What are the other technologies being developed?

1) Waymo, the self-driving vehicle unit of Google’s parent company Alphabet, is testing autonomous taxis — but with an observer in the back seat. It is focused on having the car make all the driving decisions, but there is a system for handling edge cases. If a Waymo vehicle becomes confused — by, say, a new set of cones or a police barricade in the road — it can request confirmation from a remote human specialist. Once it receives confirmation of what it is sensing, the car — not the remote operator — then decides how to proceed.

The Waymo approach ensures that latency — a delay in the communications traffic — doesn’t compromise the car’s driving behaviour by leaving a remote operator unable to react in real time.

2) Phantom Auto, in Mountain View, California, is working on remote control systems, often referred to as teleoperation, that many see as a necessary safety feature for the autonomous cars of the future. Phantom Auto uses a standard 4G cellular data connection and GPS information to link the car and its backup driver. The company has even been able to make it work in areas that may have less than perfect service.

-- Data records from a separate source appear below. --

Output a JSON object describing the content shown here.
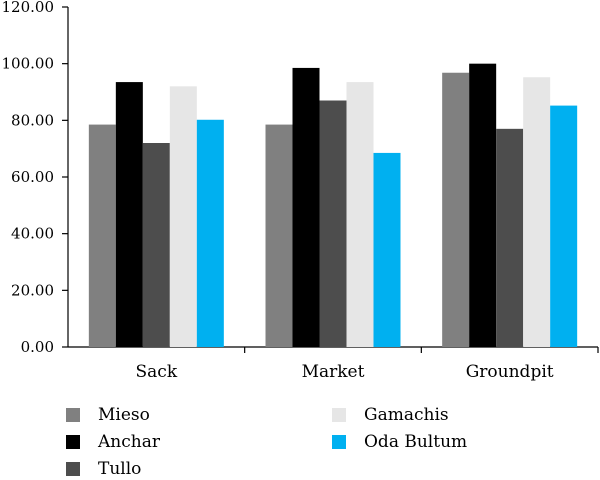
{
  "chart_data": {
    "type": "bar",
    "categories": [
      "Sack",
      "Market",
      "Groundpit"
    ],
    "series": [
      {
        "name": "Mieso",
        "color": "#808080",
        "values": [
          78.5,
          78.5,
          96.8
        ]
      },
      {
        "name": "Anchar",
        "color": "#000000",
        "values": [
          93.5,
          98.5,
          100.0
        ]
      },
      {
        "name": "Tullo",
        "color": "#4d4d4d",
        "values": [
          72.0,
          87.0,
          77.0
        ]
      },
      {
        "name": "Gamachis",
        "color": "#e6e6e6",
        "values": [
          92.0,
          93.5,
          95.2
        ]
      },
      {
        "name": "Oda Bultum",
        "color": "#00b0f0",
        "values": [
          80.2,
          68.5,
          85.2
        ]
      }
    ],
    "yticks": [
      "0.00",
      "20.00",
      "40.00",
      "60.00",
      "80.00",
      "100.00",
      "120.00"
    ],
    "ylim": [
      0,
      120
    ],
    "legend_position": "bottom",
    "grid": false
  }
}
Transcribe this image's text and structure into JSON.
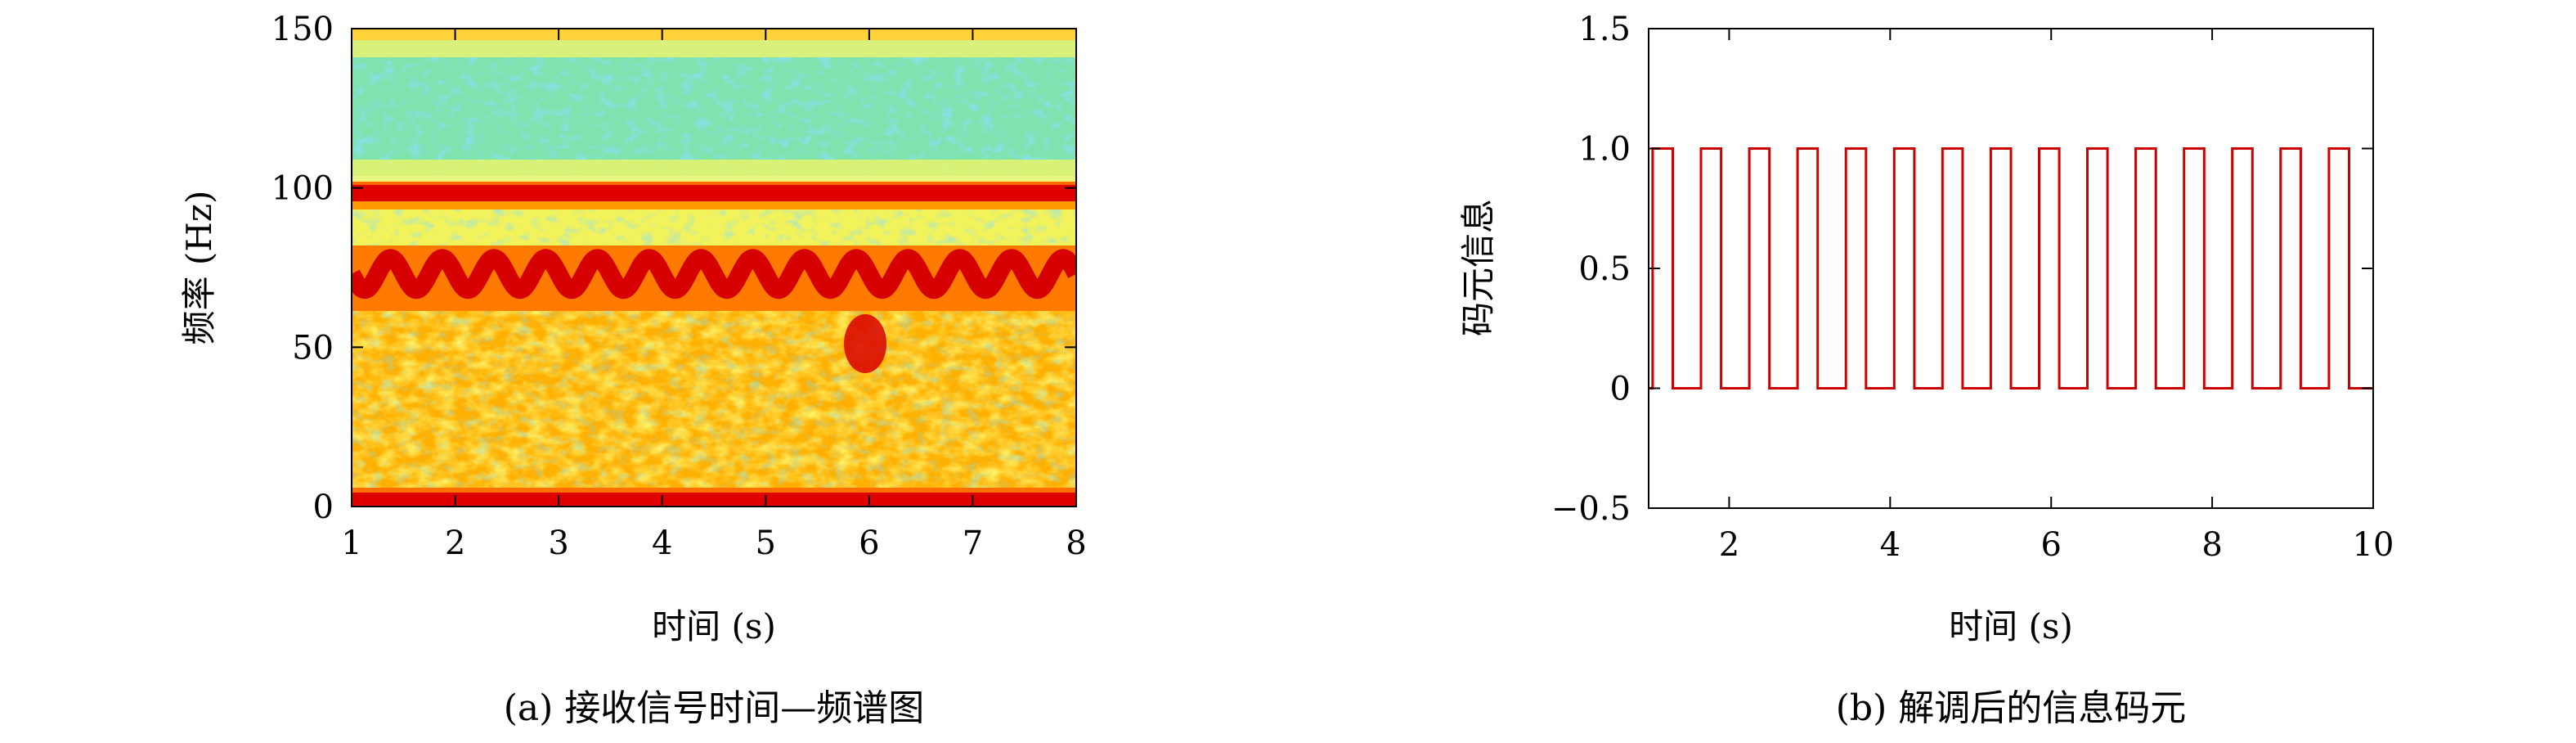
{
  "chart_data": [
    {
      "type": "heatmap",
      "caption": "(a) 接收信号时间—频谱图",
      "xlabel": "时间 (s)",
      "ylabel": "频率 (Hz)",
      "xlim": [
        1,
        8
      ],
      "ylim": [
        0,
        150
      ],
      "xticks": [
        "1",
        "2",
        "3",
        "4",
        "5",
        "6",
        "7",
        "8"
      ],
      "yticks": [
        "0",
        "50",
        "100",
        "150"
      ],
      "features": [
        {
          "kind": "constant tone",
          "frequency_hz": 100
        },
        {
          "kind": "FSK tone band",
          "frequency_hz_low": 68,
          "frequency_hz_high": 78,
          "period_s": 0.5
        },
        {
          "kind": "low-frequency band",
          "frequency_hz": 2
        }
      ],
      "colormap": [
        "#00007f",
        "#0080ff",
        "#40e0d0",
        "#c0ff40",
        "#ffff00",
        "#ff8000",
        "#ff0000",
        "#9a0000"
      ]
    },
    {
      "type": "line",
      "caption": "(b) 解调后的信息码元",
      "xlabel": "时间 (s)",
      "ylabel": "码元信息",
      "xlim": [
        1,
        10
      ],
      "ylim": [
        -0.5,
        1.5
      ],
      "xticks": [
        "2",
        "4",
        "6",
        "8",
        "10"
      ],
      "yticks": [
        "−0.5",
        "0",
        "0.5",
        "1.0",
        "1.5"
      ],
      "line_color": "#cc0000",
      "series": [
        {
          "step": "post",
          "x": [
            1.0,
            1.05,
            1.3,
            1.65,
            1.9,
            2.25,
            2.5,
            2.85,
            3.1,
            3.45,
            3.7,
            4.05,
            4.3,
            4.65,
            4.9,
            5.25,
            5.5,
            5.85,
            6.1,
            6.45,
            6.7,
            7.05,
            7.3,
            7.65,
            7.9,
            8.25,
            8.5,
            8.85,
            9.1,
            9.45,
            9.7,
            10.0
          ],
          "y": [
            0,
            1,
            0,
            1,
            0,
            1,
            0,
            1,
            0,
            1,
            0,
            1,
            0,
            1,
            0,
            1,
            0,
            1,
            0,
            1,
            0,
            1,
            0,
            1,
            0,
            1,
            0,
            1,
            0,
            1,
            0,
            0
          ]
        }
      ]
    }
  ]
}
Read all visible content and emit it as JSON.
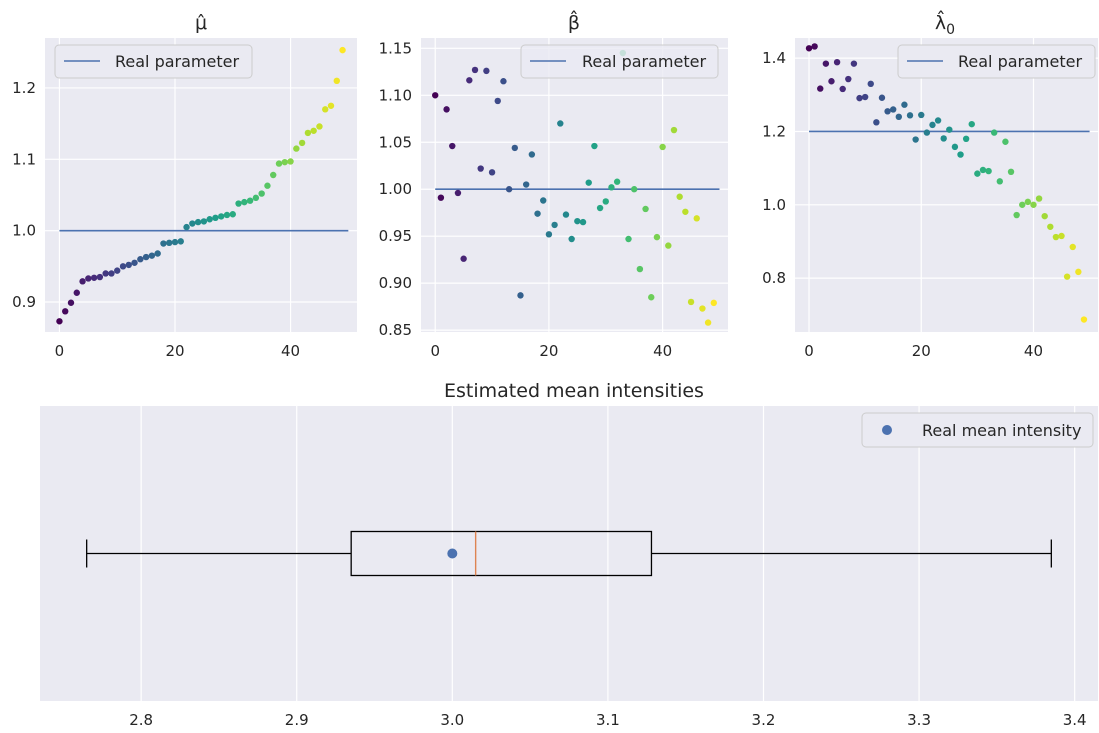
{
  "chart_data": [
    {
      "type": "scatter",
      "title": "μ̂",
      "x": [
        0,
        1,
        2,
        3,
        4,
        5,
        6,
        7,
        8,
        9,
        10,
        11,
        12,
        13,
        14,
        15,
        16,
        17,
        18,
        19,
        20,
        21,
        22,
        23,
        24,
        25,
        26,
        27,
        28,
        29,
        30,
        31,
        32,
        33,
        34,
        35,
        36,
        37,
        38,
        39,
        40,
        41,
        42,
        43,
        44,
        45,
        46,
        47,
        48,
        49
      ],
      "y": [
        0.873,
        0.887,
        0.899,
        0.913,
        0.929,
        0.933,
        0.934,
        0.935,
        0.94,
        0.94,
        0.944,
        0.95,
        0.952,
        0.955,
        0.96,
        0.963,
        0.965,
        0.968,
        0.982,
        0.983,
        0.984,
        0.985,
        1.005,
        1.01,
        1.012,
        1.013,
        1.016,
        1.018,
        1.02,
        1.022,
        1.023,
        1.038,
        1.04,
        1.042,
        1.046,
        1.052,
        1.063,
        1.078,
        1.094,
        1.096,
        1.097,
        1.115,
        1.123,
        1.137,
        1.14,
        1.146,
        1.17,
        1.175,
        1.21,
        1.253
      ],
      "reference_line": 1.0,
      "legend": [
        "Real parameter"
      ],
      "legend_loc": "upper-left",
      "xlim": [
        -2.5,
        51.5
      ],
      "ylim": [
        0.858,
        1.27
      ],
      "xticks": [
        0,
        20,
        40
      ],
      "yticks": [
        0.9,
        1.0,
        1.1,
        1.2
      ],
      "xtick_labels": [
        "0",
        "20",
        "40"
      ],
      "ytick_labels": [
        "0.9",
        "1.0",
        "1.1",
        "1.2"
      ],
      "colormap": "viridis",
      "grid": true
    },
    {
      "type": "scatter",
      "title": "β̂",
      "x": [
        0,
        1,
        2,
        3,
        4,
        5,
        6,
        7,
        8,
        9,
        10,
        11,
        12,
        13,
        14,
        15,
        16,
        17,
        18,
        19,
        20,
        21,
        22,
        23,
        24,
        25,
        26,
        27,
        28,
        29,
        30,
        31,
        32,
        33,
        34,
        35,
        36,
        37,
        38,
        39,
        40,
        41,
        42,
        43,
        44,
        45,
        46,
        47,
        48,
        49
      ],
      "y": [
        1.1,
        0.991,
        1.085,
        1.046,
        0.996,
        0.926,
        1.116,
        1.127,
        1.022,
        1.126,
        1.018,
        1.094,
        1.115,
        1.0,
        1.044,
        0.887,
        1.005,
        1.037,
        0.974,
        0.988,
        0.952,
        0.962,
        1.07,
        0.973,
        0.947,
        0.966,
        0.965,
        1.007,
        1.046,
        0.98,
        0.987,
        1.002,
        1.008,
        1.145,
        0.947,
        1.0,
        0.915,
        0.979,
        0.885,
        0.949,
        1.045,
        0.94,
        1.063,
        0.992,
        0.976,
        0.88,
        0.969,
        0.873,
        0.858,
        0.879
      ],
      "reference_line": 1.0,
      "legend": [
        "Real parameter"
      ],
      "legend_loc": "upper-right",
      "xlim": [
        -2.5,
        51.5
      ],
      "ylim": [
        0.848,
        1.161
      ],
      "xticks": [
        0,
        20,
        40
      ],
      "yticks": [
        0.85,
        0.9,
        0.95,
        1.0,
        1.05,
        1.1,
        1.15
      ],
      "xtick_labels": [
        "0",
        "20",
        "40"
      ],
      "ytick_labels": [
        "0.85",
        "0.90",
        "0.95",
        "1.00",
        "1.05",
        "1.10",
        "1.15"
      ],
      "colormap": "viridis",
      "grid": true
    },
    {
      "type": "scatter",
      "title": "λ̂",
      "title_subscript": "0",
      "x": [
        0,
        1,
        2,
        3,
        4,
        5,
        6,
        7,
        8,
        9,
        10,
        11,
        12,
        13,
        14,
        15,
        16,
        17,
        18,
        19,
        20,
        21,
        22,
        23,
        24,
        25,
        26,
        27,
        28,
        29,
        30,
        31,
        32,
        33,
        34,
        35,
        36,
        37,
        38,
        39,
        40,
        41,
        42,
        43,
        44,
        45,
        46,
        47,
        48,
        49
      ],
      "y": [
        1.427,
        1.432,
        1.317,
        1.385,
        1.337,
        1.389,
        1.316,
        1.343,
        1.385,
        1.291,
        1.294,
        1.33,
        1.225,
        1.292,
        1.255,
        1.26,
        1.24,
        1.273,
        1.244,
        1.178,
        1.245,
        1.197,
        1.218,
        1.23,
        1.181,
        1.205,
        1.158,
        1.137,
        1.18,
        1.22,
        1.085,
        1.095,
        1.092,
        1.197,
        1.064,
        1.172,
        1.09,
        0.972,
        1.0,
        1.008,
        1.0,
        1.017,
        0.969,
        0.94,
        0.912,
        0.915,
        0.804,
        0.885,
        0.817,
        0.687
      ],
      "reference_line": 1.2,
      "legend": [
        "Real parameter"
      ],
      "legend_loc": "upper-right",
      "xlim": [
        -2.5,
        51.5
      ],
      "ylim": [
        0.653,
        1.455
      ],
      "xticks": [
        0,
        20,
        40
      ],
      "yticks": [
        0.8,
        1.0,
        1.2,
        1.4
      ],
      "xtick_labels": [
        "0",
        "20",
        "40"
      ],
      "ytick_labels": [
        "0.8",
        "1.0",
        "1.2",
        "1.4"
      ],
      "colormap": "viridis",
      "grid": true
    },
    {
      "type": "box",
      "title": "Estimated mean intensities",
      "orientation": "horizontal",
      "whisker_low": 2.765,
      "q1": 2.935,
      "median": 3.015,
      "q3": 3.128,
      "whisker_high": 3.385,
      "real_mean": 3.0,
      "legend": [
        "Real mean intensity"
      ],
      "legend_loc": "upper-right",
      "xlim": [
        2.735,
        3.415
      ],
      "xticks": [
        2.8,
        2.9,
        3.0,
        3.1,
        3.2,
        3.3,
        3.4
      ],
      "xtick_labels": [
        "2.8",
        "2.9",
        "3.0",
        "3.1",
        "3.2",
        "3.3",
        "3.4"
      ],
      "colors": {
        "box": "#000000",
        "median": "#dd8452",
        "real_mean": "#4c72b0"
      },
      "grid": true
    }
  ],
  "colors": {
    "background": "#eaeaf2",
    "grid": "#ffffff",
    "reference_line": "#4c72b0",
    "legend_border": "#cccccc",
    "text": "#262626"
  }
}
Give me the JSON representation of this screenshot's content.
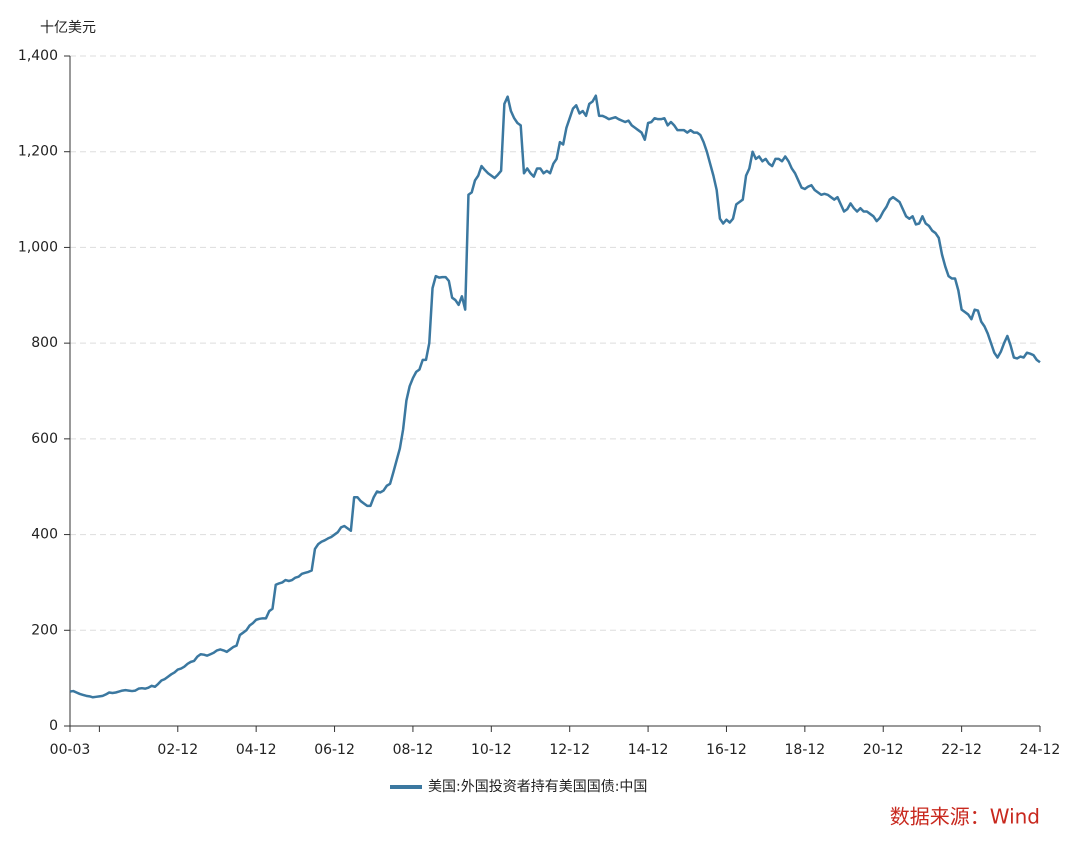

To accomplish this, Phantom Auto mounted a computer the size of a hardcover book, spiked with antennas and four wireless modems, in the trunk. The car was outfitted with three video cameras, but no LIDAR or far infrared sensors. Phantom hopes its approach will also reassure passengers by letting them talk to and see the remote operator — within limits.

3) Nissan, one of the first automakers to publicly address situations in which a self-driving car may be flummoxed by its surroundings, has proposed using a system called Seamless Autonomous Mobility, or SAM. It’s partly based on the remote control technology Nasa uses to operate rovers on Mars.

“The current idea is to draw the new route command onto a screen to direct the car,” said Maarten Sierhuis, director of Nissan’s research centre in Silicon Valley.

Such an approach avoids any possible communications glitches, and Sierhuis said the company was working on a more advanced solution, SAM 2.0, but wasn’t ready to discuss it yet.

What a happens when a self-driving can’t help itself?

“We want to be the OnStar for the autonomous industry,” said Shai Magzimof, a co-founder and the chief executive of Phantom Auto. He pictures the technology his company has developed being used in fleet vehicles, robotaxis, trucks and even self-driving cars owned by individuals.

A car in need of help would automatically contact a Phantom Auto centre, where a remote operator could use the car’s cameras and sensors to see what was happening, then manoeuvre the vehicle out of trouble. The technology prefigures a time when most passengers wouldn’t be able to take control for the simple reason that they won’t know how to drive a car — or because the steering wheel and pedals have been removed.

It is a thorny problem other companies are also trying to solve.